Identification of gene co-regulatory modules and associated cis-elements involved in degenerative heart disease
Department of Pharmacology, SUNY Upstate Medical University, Syracuse, NY, USA
BMC Medical Genomics 2009, 2:31 doi:10.1186/1755-8794-2-31Published: 28 May 2009
Cardiomyopathies, degenerative diseases of cardiac muscle, are among the leading causes of death in the developed world. Microarray studies of cardiomyopathies have identified up to several hundred genes that significantly alter their expression patterns as the disease progresses. However, the regulatory mechanisms driving these changes, in particular the networks of transcription factors involved, remain poorly understood. Our goals are (A) to identify modules of co-regulated genes that undergo similar changes in expression in various types of cardiomyopathies, and (B) to reveal the specific pattern of transcription factor binding sites, cis-elements, in the proximal promoter region of genes comprising such modules.
We analyzed 149 microarray samples from human hypertrophic and dilated cardiomyopathies of various etiologies. Hierarchical clustering and Gene Ontology annotations were applied to identify modules enriched in genes with highly correlated expression and a similar physiological function. To discover motifs that may underly changes in expression, we used the promoter regions for genes in three of the most interesting modules as input to motif discovery algorithms. The resulting motifs were used to construct a probabilistic model predictive of changes in expression across different cardiomyopathies.

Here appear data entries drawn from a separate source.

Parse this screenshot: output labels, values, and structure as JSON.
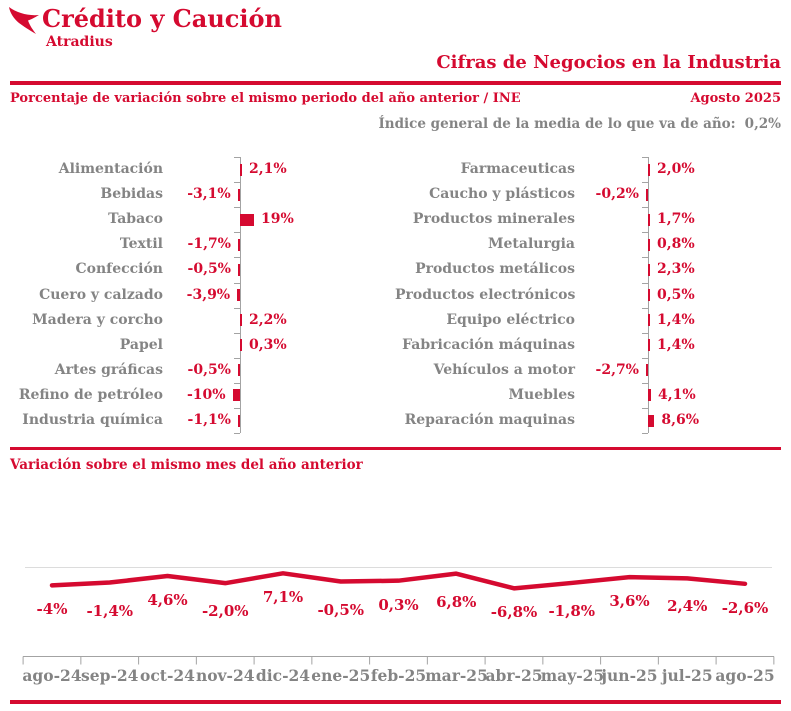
{
  "brand": {
    "name": "Crédito y Caución",
    "subname": "Atradius"
  },
  "header": {
    "title": "Cifras de Negocios en la Industria",
    "subtitle": "Porcentaje de variación sobre el mismo periodo del año anterior / INE",
    "period": "Agosto 2025",
    "index_note": "Índice general de la media de lo que va de año:",
    "index_value": "0,2%"
  },
  "section2_title": "Variación sobre el mismo mes del año anterior",
  "colors": {
    "red": "#d50a30",
    "gray": "#848484",
    "axis": "#a3a3a3",
    "gridline": "#dcdcdc"
  },
  "chart_data": [
    {
      "type": "bar",
      "panel": "left",
      "orientation": "horizontal",
      "categories": [
        "Alimentación",
        "Bebidas",
        "Tabaco",
        "Textil",
        "Confección",
        "Cuero y calzado",
        "Madera y corcho",
        "Papel",
        "Artes gráficas",
        "Refino de petróleo",
        "Industria química"
      ],
      "values": [
        2.1,
        -3.1,
        19,
        -1.7,
        -0.5,
        -3.9,
        2.2,
        0.3,
        -0.5,
        -10,
        -1.1
      ],
      "labels": [
        "2,1%",
        "-3,1%",
        "19%",
        "-1,7%",
        "-0,5%",
        "-3,9%",
        "2,2%",
        "0,3%",
        "-0,5%",
        "-10%",
        "-1,1%"
      ]
    },
    {
      "type": "bar",
      "panel": "right",
      "orientation": "horizontal",
      "categories": [
        "Farmaceuticas",
        "Caucho y plásticos",
        "Productos minerales",
        "Metalurgia",
        "Productos metálicos",
        "Productos electrónicos",
        "Equipo eléctrico",
        "Fabricación máquinas",
        "Vehículos a motor",
        "Muebles",
        "Reparación maquinas"
      ],
      "values": [
        2.0,
        -0.2,
        1.7,
        0.8,
        2.3,
        0.5,
        1.4,
        1.4,
        -2.7,
        4.1,
        8.6
      ],
      "labels": [
        "2,0%",
        "-0,2%",
        "1,7%",
        "0,8%",
        "2,3%",
        "0,5%",
        "1,4%",
        "1,4%",
        "-2,7%",
        "4,1%",
        "8,6%"
      ]
    },
    {
      "type": "line",
      "title": "Variación sobre el mismo mes del año anterior",
      "x": [
        "ago-24",
        "sep-24",
        "oct-24",
        "nov-24",
        "dic-24",
        "ene-25",
        "feb-25",
        "mar-25",
        "abr-25",
        "may-25",
        "jun-25",
        "jul-25",
        "ago-25"
      ],
      "values": [
        -4,
        -1.4,
        4.6,
        -2.0,
        7.1,
        -0.5,
        0.3,
        6.8,
        -6.8,
        -1.8,
        3.6,
        2.4,
        -2.6
      ],
      "labels": [
        "-4%",
        "-1,4%",
        "4,6%",
        "-2,0%",
        "7,1%",
        "-0,5%",
        "0,3%",
        "6,8%",
        "-6,8%",
        "-1,8%",
        "3,6%",
        "2,4%",
        "-2,6%"
      ],
      "grid": "single top gridline",
      "legend": "none"
    }
  ]
}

We found that three modules with the highest degree of functional enrichment contain genes involved in myocardial contraction (n = 9), energy generation (n = 20), or protein translation (n = 20). Using motif discovery tools revealed that genes in the contractile module were found to contain a TATA-box followed by a CACC-box, and are depleted in other GC-rich motifs; whereas genes in the translation module contain a pyrimidine-rich initiator, Elk-1, SP-1, and a novel motif with a GCGC core. Using a naïve Bayes classifier revealed that patterns of motifs are statistically predictive of expression patterns, with odds ratios of 2.7 (contractile), 1.9 (energy generation), and 5.5 (protein translation).
We identified patterns comprised of putative cis-regulatory motifs enriched in the upstream promoter sequence of genes that undergo similar changes in expression secondary to cardiomyopathies of various etiologies. Our analysis is a first step towards understanding transcription factor networks that are active in regulating gene expression during degenerative heart disease.